Isle of Man’s TT Traditions are Legendary
The Isle of Man is famous for its Manx cat…and for Manxmen and Manxwoman who live all over the world. I got a chance to sit down with some of these folks last night at The Secret Pizza, a tiny joint shoehorned into a parking lot in Castletown.
Des Collister, a gent who has lived here all his life and was a fisherman on a trawler for many years, spoke about his excitement at meeting a fellow Manxman in the US.
Like everyone here, he asked me if I had ever heard of the movie “Closer to the Edge,” which is about the TT races.
I had not, but again he joined another person I met and took out the phone to show me a recent crash where a biker slid almost all the way over a cliff and somehow survived. The clip was rare because it’s not often that the helicopter following the 150 mph bikes actually films an accident when it happens.
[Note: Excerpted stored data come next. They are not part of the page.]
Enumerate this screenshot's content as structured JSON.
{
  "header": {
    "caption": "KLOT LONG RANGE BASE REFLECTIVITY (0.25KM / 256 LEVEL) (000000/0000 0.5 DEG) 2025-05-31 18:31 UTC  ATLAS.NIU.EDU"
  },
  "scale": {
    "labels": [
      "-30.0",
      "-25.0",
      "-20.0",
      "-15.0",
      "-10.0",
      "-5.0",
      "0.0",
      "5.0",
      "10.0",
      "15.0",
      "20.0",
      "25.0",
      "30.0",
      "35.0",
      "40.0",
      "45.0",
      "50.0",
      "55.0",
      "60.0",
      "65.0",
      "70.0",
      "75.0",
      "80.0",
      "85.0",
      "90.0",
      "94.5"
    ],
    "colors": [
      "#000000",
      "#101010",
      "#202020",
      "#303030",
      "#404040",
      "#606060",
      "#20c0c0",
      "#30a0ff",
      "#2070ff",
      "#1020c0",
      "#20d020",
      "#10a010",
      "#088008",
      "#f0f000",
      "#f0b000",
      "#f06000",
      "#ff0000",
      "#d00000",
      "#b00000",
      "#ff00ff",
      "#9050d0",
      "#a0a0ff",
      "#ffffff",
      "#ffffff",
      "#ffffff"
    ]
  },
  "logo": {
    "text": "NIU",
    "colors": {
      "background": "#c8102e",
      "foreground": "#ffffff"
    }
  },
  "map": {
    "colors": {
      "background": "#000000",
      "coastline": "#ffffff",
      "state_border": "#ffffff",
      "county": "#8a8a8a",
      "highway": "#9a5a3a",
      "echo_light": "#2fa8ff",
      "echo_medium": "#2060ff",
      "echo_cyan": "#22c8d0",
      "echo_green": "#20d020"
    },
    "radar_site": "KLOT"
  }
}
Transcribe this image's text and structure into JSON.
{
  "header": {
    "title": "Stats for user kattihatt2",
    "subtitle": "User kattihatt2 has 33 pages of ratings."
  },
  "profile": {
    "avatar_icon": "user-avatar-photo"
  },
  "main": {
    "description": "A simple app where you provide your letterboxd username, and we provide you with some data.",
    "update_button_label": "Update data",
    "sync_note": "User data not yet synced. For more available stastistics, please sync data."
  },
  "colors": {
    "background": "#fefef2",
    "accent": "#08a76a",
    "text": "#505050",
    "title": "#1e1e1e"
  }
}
It’s all just a blur for spectators.
I met Andy Cowie, a motorcycle racer who has driven the TT course many times and came in third last year. That’s quite an accomplishment,
and after we drove the course and he showed me the hairpin turns and the straight-on 200 mph straightaways, I could appreciate the feat.
It’s just the local roads, blocked off, and roaring with hundreds of superfast bikes, and then it winds its way up into the mountains and the speeds increase.
The Isle began hosting these races in 1907 because they didn’t have any speed limits–and the desolate mountain areas of the course are roads that few people need to drive on for other reasons.
This isn’t a race, it’s a time trial, but the whole island’s population is a part of it and the number of people doubles. People camp in fields and arrange stays with locals and others leave the island and rent out their houses.
I have the TT races to thank for bringing me the Isle of Man because after I met an exuberant Englishman in New Zealand and he told me about the excitement, I had to see it. There is, of course, a lot more here to enjoy, like three scenic railroads, a horse tram that runs along the seafront, and miles and miles of craggy coastline and cozy pubs.
Best of all, it’s full of Manxmen and Manxwomen, who are the friendliest and most welcoming people I’ve met yet.